Disadvantages of axial walls and mechanical retention
The lack of trust in adhesion, the perceived need for mechanical retention and the need for an axial wall with minimum heights of 3 to 4 mm, often leads to placing the margins subgingivally, as we frequently run out of tooth structure after occlusal reduction and caries removal, especially on short teeth like second molars. Reitemeier concluded in a clinical research study that subgingival crown margins double the chance of periodontal bleeding upon probing. It is well known that calculus and root surface roughness have a very damaging effect on our patients periodontal health and we are swift to eradicate such periodontal enemies.

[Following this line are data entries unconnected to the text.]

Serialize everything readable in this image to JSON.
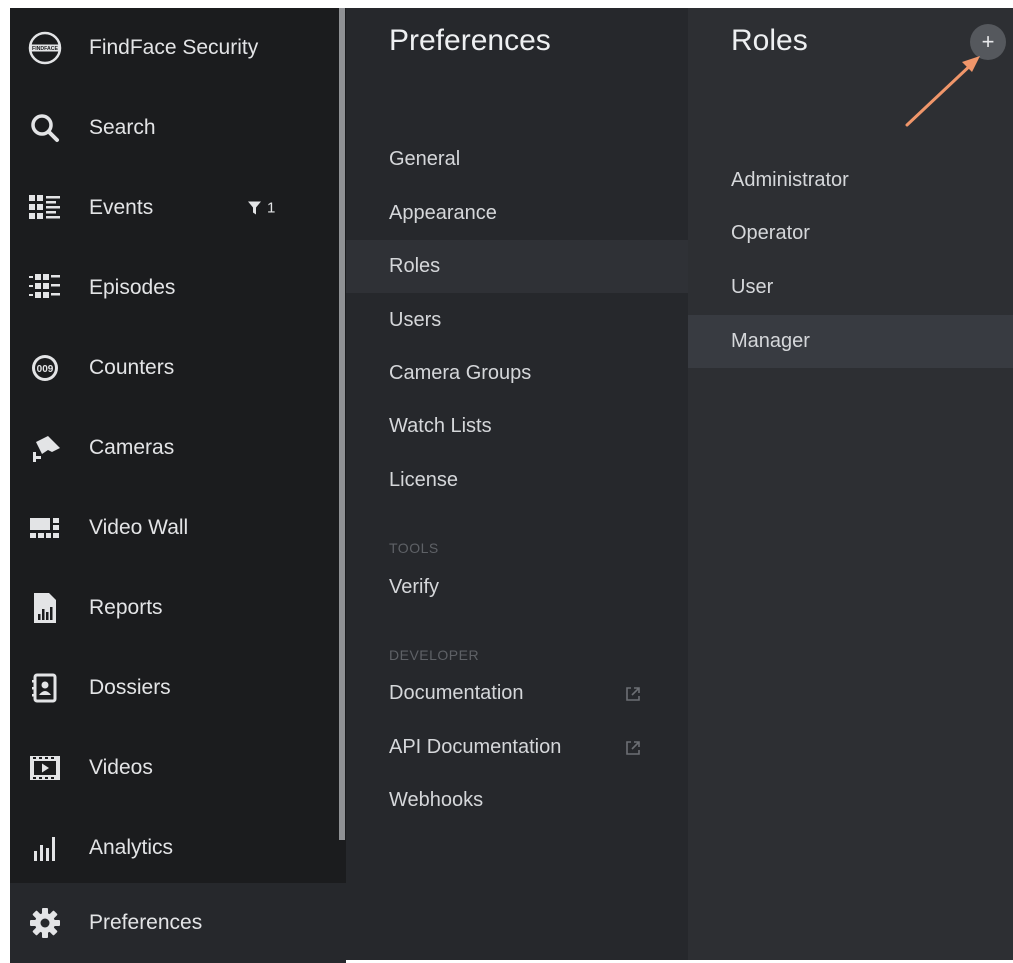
{
  "app": {
    "brand_name": "FindFace Security",
    "logo_text": "FINDFACE"
  },
  "nav": {
    "items": [
      {
        "label": "Search",
        "icon": "search-icon"
      },
      {
        "label": "Events",
        "icon": "events-icon"
      },
      {
        "label": "Episodes",
        "icon": "episodes-icon"
      },
      {
        "label": "Counters",
        "icon": "counters-icon"
      },
      {
        "label": "Cameras",
        "icon": "camera-icon"
      },
      {
        "label": "Video Wall",
        "icon": "video-wall-icon"
      },
      {
        "label": "Reports",
        "icon": "reports-icon"
      },
      {
        "label": "Dossiers",
        "icon": "dossiers-icon"
      },
      {
        "label": "Videos",
        "icon": "videos-icon"
      },
      {
        "label": "Analytics",
        "icon": "analytics-icon"
      }
    ],
    "events_filter_count": "1",
    "preferences_label": "Preferences"
  },
  "preferences": {
    "title": "Preferences",
    "items": [
      "General",
      "Appearance",
      "Roles",
      "Users",
      "Camera Groups",
      "Watch Lists",
      "License"
    ],
    "active": "Roles",
    "tools_header": "TOOLS",
    "tools_items": [
      "Verify"
    ],
    "developer_header": "DEVELOPER",
    "developer_items": [
      "Documentation",
      "API Documentation",
      "Webhooks"
    ]
  },
  "roles": {
    "title": "Roles",
    "add_label": "+",
    "items": [
      "Administrator",
      "Operator",
      "User",
      "Manager"
    ],
    "active": "Manager"
  },
  "colors": {
    "nav_bg": "#1b1c1e",
    "panel_bg": "#26282c",
    "roles_bg": "#2d2f33",
    "annotation_arrow": "#f0966a"
  }
}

Nevertheless it is at least as damaging, if not more, to have overhangs, open margins, or any subgingival restorative margin, it is permanent tartar.1,2 Additionally axial wall preparation has the significant negative side effect of allowing the diamond rotary cutting instruments close proximity to the pulp, thus increasing the temperature and irritating the pulp.3,4
Preventing subgingival margins
The location of the restorative margins should not be left to luck. Using a supra-gingival protocol, like the five principles of supra-gingival restorative dentistry, helps prevent or minimize subgingival restorative margins. The second principle is to avoid, boxes, axial wall reduction or any other mechanical feature which is counterproductive to staying supra-gingival or to adhesive dentistry. Following this principle means that even after caries removal, old restoration removal and occlusal reduction we end up with a tooth that is flat just above the gum (Fig. 1). No effort will be made to create axial walls, boxes or any retentive feature, as any of this would lead to subgingival margins and would be counterproductive. We must trust in adhesion. In fact unretentive flat preparations are better suited for adhesive dentistry (Fig. 2). They are mechanically better, easier to cement and to prepare. One large problem with unretentive preparations is how to retain temporaries or provisional restorations.